By Michael Carroll
Smartphones ready to take comms into orbit
The potential to close coverage gaps by providing satellite connectivity through standard mobile devices will struggle to move beyond the concept phase without major work around hardware, software and the OS, Bullitt Group CEO and Co-Founder Richard Wharton believes.
Wharton noted “a huge amount of work is needed behind the scenes” to equip standard smartphones with the capabilities needed to connect to satellites, chief among them being the chipsets and antennas installed.
On the software front, there is a need for a framework covering the “satellite data connection” and requirements around using cloud infrastructure for “user authentications, message routing and commercialisation”.
“And of course, there is a need for a robust satellite-connected backend network connected to one or more global satellite constellations to provide the connectivity in the first place.”
“Without all of these elements in place, this is a technology concept rather than a product,” Wharton argued.
Wharton explained the inclusion of non-terrestrial network (NTN) connectivity specifications in the 3GPP Release-17 “prompted NB-IoT chipset manufacturers and smartphone OEMs” to make the theory of satellite-to-phone connectivity a reality.

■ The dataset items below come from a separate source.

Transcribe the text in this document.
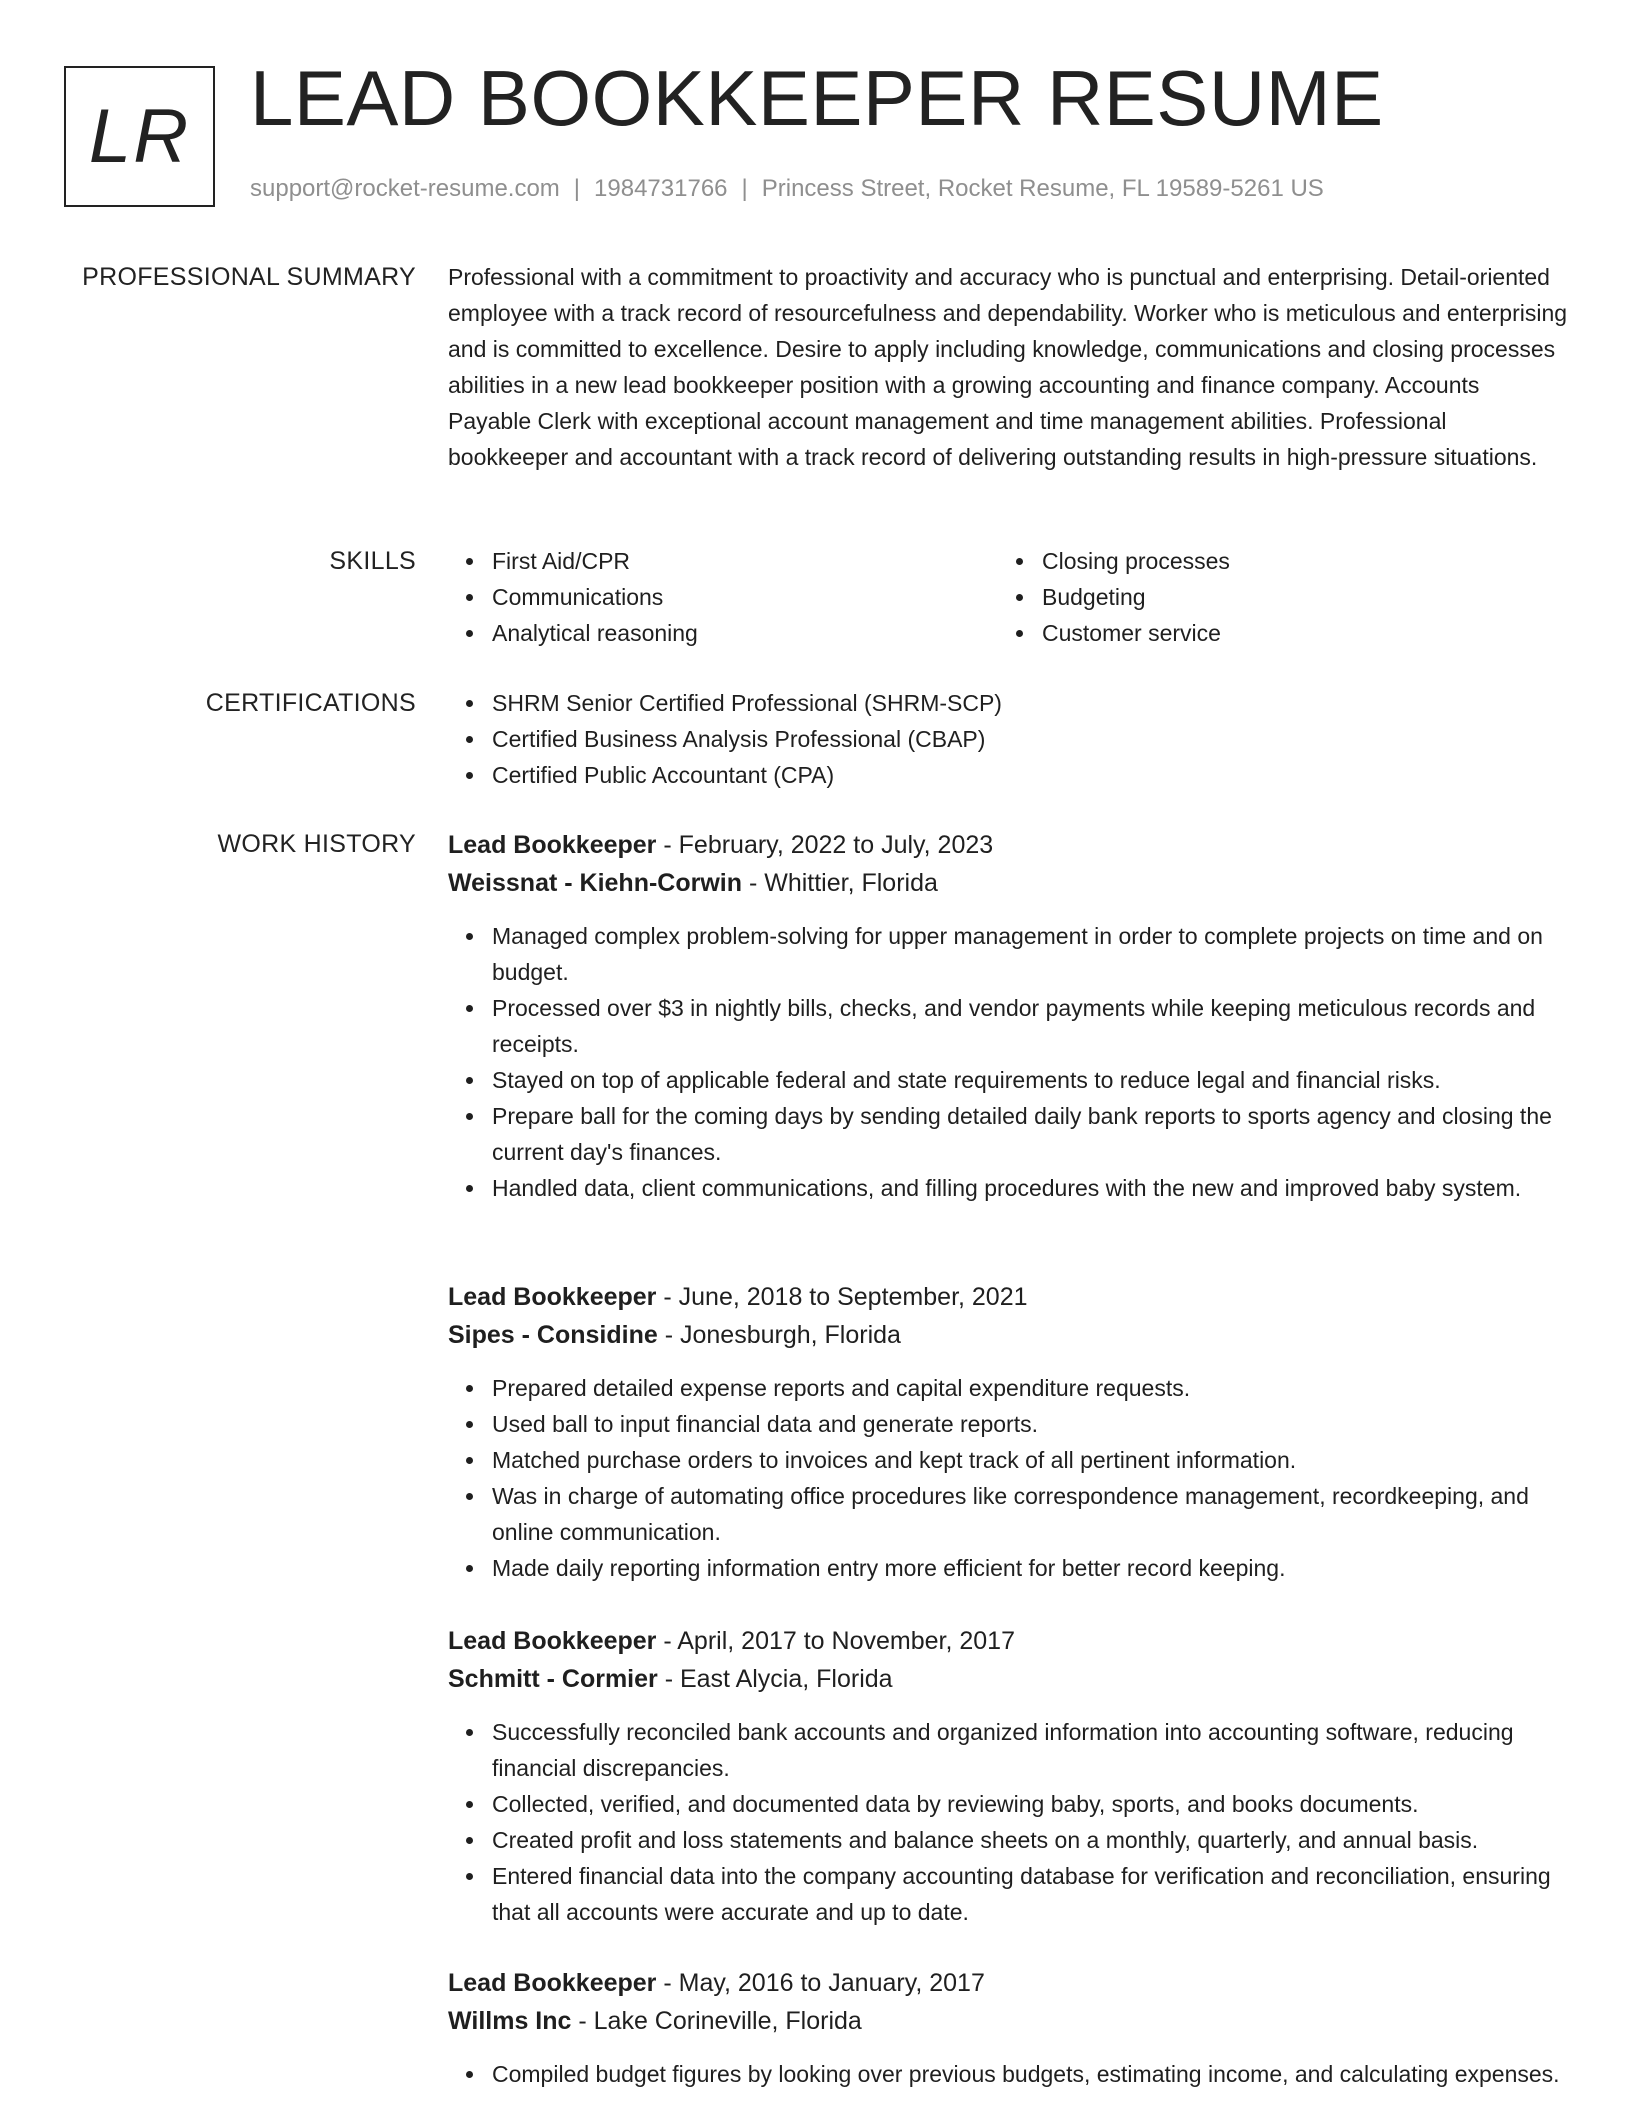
LR LEAD BOOKKEEPER RESUME
support@rocket-resume.com | 1984731766 | Princess Street, Rocket Resume, FL 19589-5261 US
PROFESSIONAL SUMMARY Professional with a commitment to proactivity and accuracy who is punctual and enterprising. Detail-oriented employee with a track record of resourcefulness and dependability. Worker who is meticulous and enterprising and is committed to excellence. Desire to apply including knowledge, communications and closing processes abilities in a new lead bookkeeper position with a growing accounting and finance company. Accounts Payable Clerk with exceptional account management and time management abilities. Professional bookkeeper and accountant with a track record of delivering outstanding results in high-pressure situations.

SKILLS	First Aid/CPR
Communications
Analytical reasoning
Closing processes
Budgeting
Customer service
CERTIFICATIONS	SHRM Senior Certified Professional (SHRM-SCP)
Certified Business Analysis Professional (CBAP)
Certified Public Accountant (CPA)
WORK HISTORY Lead Bookkeeper - February, 2022 to July, 2023
Weissnat - Kiehn-Corwin - Whittier, Florida
Managed complex problem-solving for upper management in order to complete projects on time and on budget.
Processed over $3 in nightly bills, checks, and vendor payments while keeping meticulous records and receipts.
Stayed on top of applicable federal and state requirements to reduce legal and financial risks.
Prepare ball for the coming days by sending detailed daily bank reports to sports agency and closing the current day's finances.
Handled data, client communications, and filling procedures with the new and improved baby system.
Lead Bookkeeper - June, 2018 to September, 2021
Sipes - Considine - Jonesburgh, Florida
Prepared detailed expense reports and capital expenditure requests.
Used ball to input financial data and generate reports.
Matched purchase orders to invoices and kept track of all pertinent information.
Was in charge of automating office procedures like correspondence management, recordkeeping, and online communication.
Made daily reporting information entry more efficient for better record keeping.
Lead Bookkeeper - April, 2017 to November, 2017
Schmitt - Cormier - East Alycia, Florida
Successfully reconciled bank accounts and organized information into accounting software, reducing financial discrepancies.
Collected, verified, and documented data by reviewing baby, sports, and books documents.
Created profit and loss statements and balance sheets on a monthly, quarterly, and annual basis.
Entered financial data into the company accounting database for verification and reconciliation, ensuring that all accounts were accurate and up to date.
Lead Bookkeeper - May, 2016 to January, 2017
Willms Inc - Lake Corineville, Florida
Compiled budget figures by looking over previous budgets, estimating income, and calculating expenses.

Ultimately the approach could help to close coverage gaps spanning millions of people, along with tapping a market for those who “work or engage in recreational activities that take them into the fringes of connectivity and beyond”.
“Specialised devices are available but have to date proven prohibitively expensive”, Wharton explained, noting these units are also typically cumbersome and run on specialised, pricey, tariffs.
Wharton noted there are, therefore, various opportunities for mobile and satellite service providers to generate revenue by delivering an OTT service to standard mobile devices at a “disruptive price point”.
The executive also sees potential in two-way messaging services for enterprise or governments, along with the possibility for licensing and consulting revenue.
Moving beyond messaging to two-way voice communication on standard devices is “mainly a question of bandwidth availability”, Wharton added, noting Bullitt Group and other companies will be able to adapt components accordingly, particularly when 3GPP Release-18 specifications are implemented.